Glasgow Herald, Tuesday 9 May, 1871, exhibits the current affairs of the city. The report entitled ‘Vital Social and Economic Statistics of Glasgow’ explains how the City Chamberlain, Mr William West Watson, presented to the Council the preceding day.
Glasgow’s population swells with 464,500 souls with a further 79,716 living within its ‘connected and contiguous suburbs’. The investigation further reveals there were 13,952 deaths and 19,359 births, with 4,619 marriages, in 1870. As the father of three children, I read with anger at the more than 6,000 deaths of children under the age of five. Watson laments on ‘the rapid building operations which spread all around it’ and ‘appears to be an extremely likely circumstance that it will soon be a debatable question, as to which is the city and which the suburbs’.
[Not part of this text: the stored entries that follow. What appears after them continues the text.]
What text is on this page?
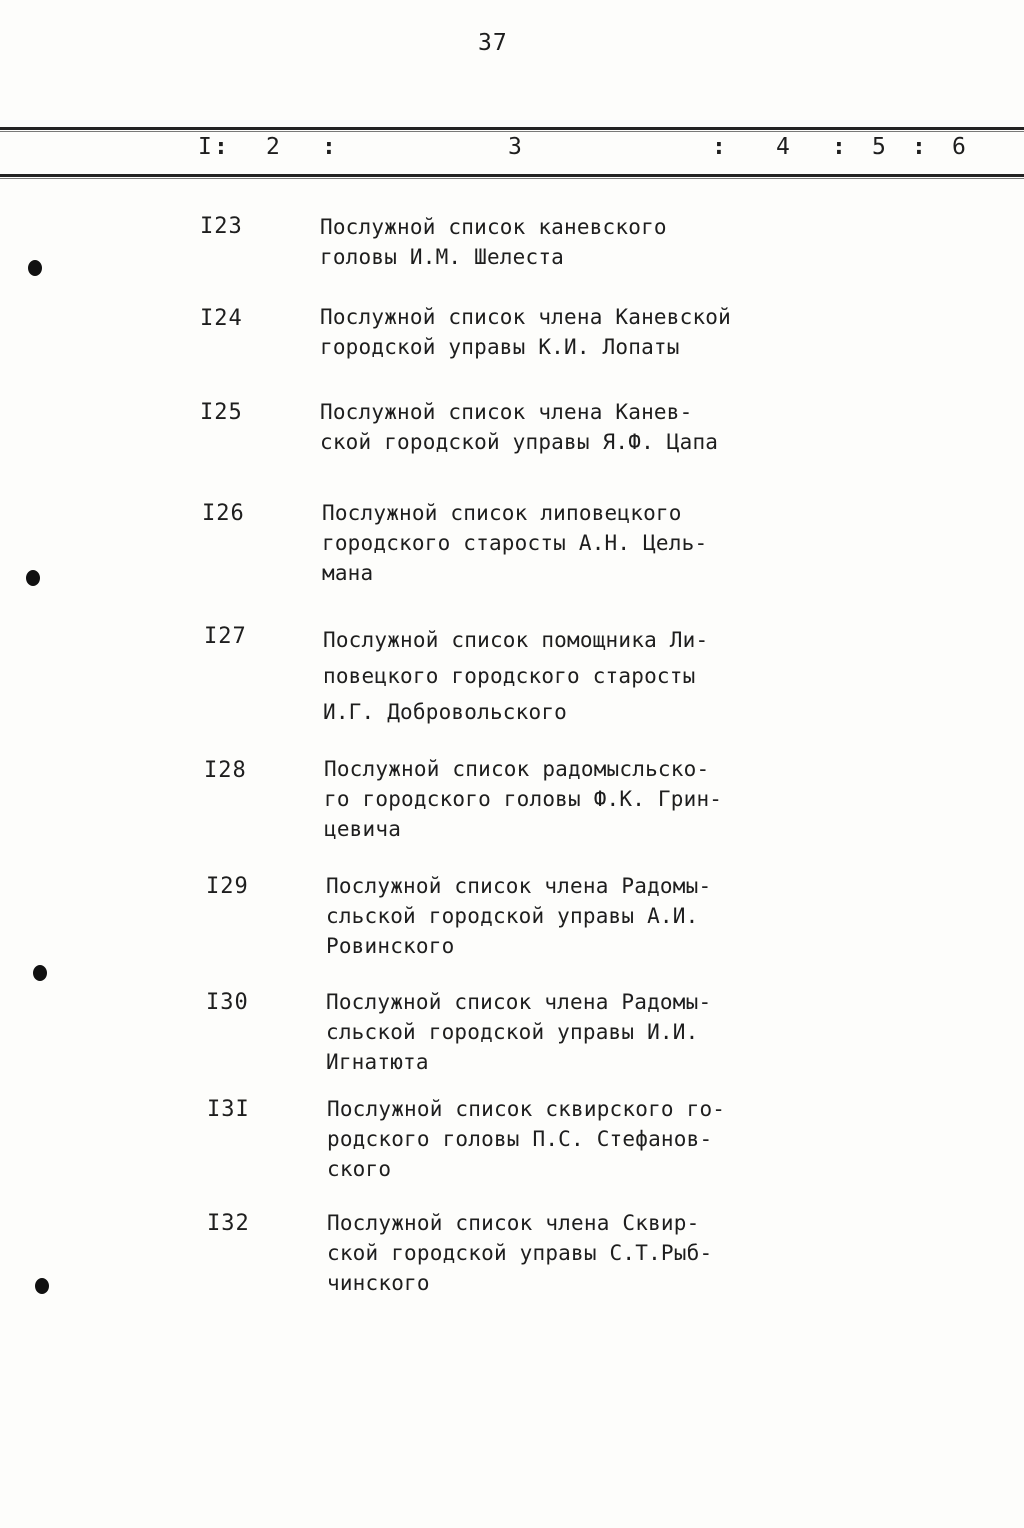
37
I : 2 :	3	: 4 : 5 : 6
I23	Послужной список каневского
головы И.М. Шелеста
I24	Послужной список члена Каневской
городской управы К.И. Лопаты
I25	Послужной список члена Канев-
ской городской управы Я.Ф. Цапа
I26	Послужной список липовецкого
городского старосты А.Н. Цель-
мана
I27	Послужной список помощника Ли-
повецкого городского старосты
И.Г. Добровольского
I28	Послужной список радомысльско-
го городского головы Ф.К. Грин-
цевича
I29	Послужной список члена Радомы-
сльской городской управы А.И.
Ровинского
I30	Послужной список члена Радомы-
сльской городской управы И.И.
Игнатюта
I3I	Послужной список сквирского го-
родского головы П.С. Стефанов-
ского
I32	Послужной список члена Сквир-
ской городской управы С.Т.Рыб-
чинского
The following day, I find myself on Stobcross Street, Anderston and a brightly lit grocer’s shop. This instantly summons my attention and I find the youthful purveyor, celebrating his 21st birthday. This is a shop with a difference and I instantly take a liking to this fellow and make an introduction. I leave Thomas and his new shop behind, with lunch in hand and head back to the office.
The lunch provides an essential foundation ahead of tonight’s Queens Park’s inter-club game: Smokers v Non-Smokers.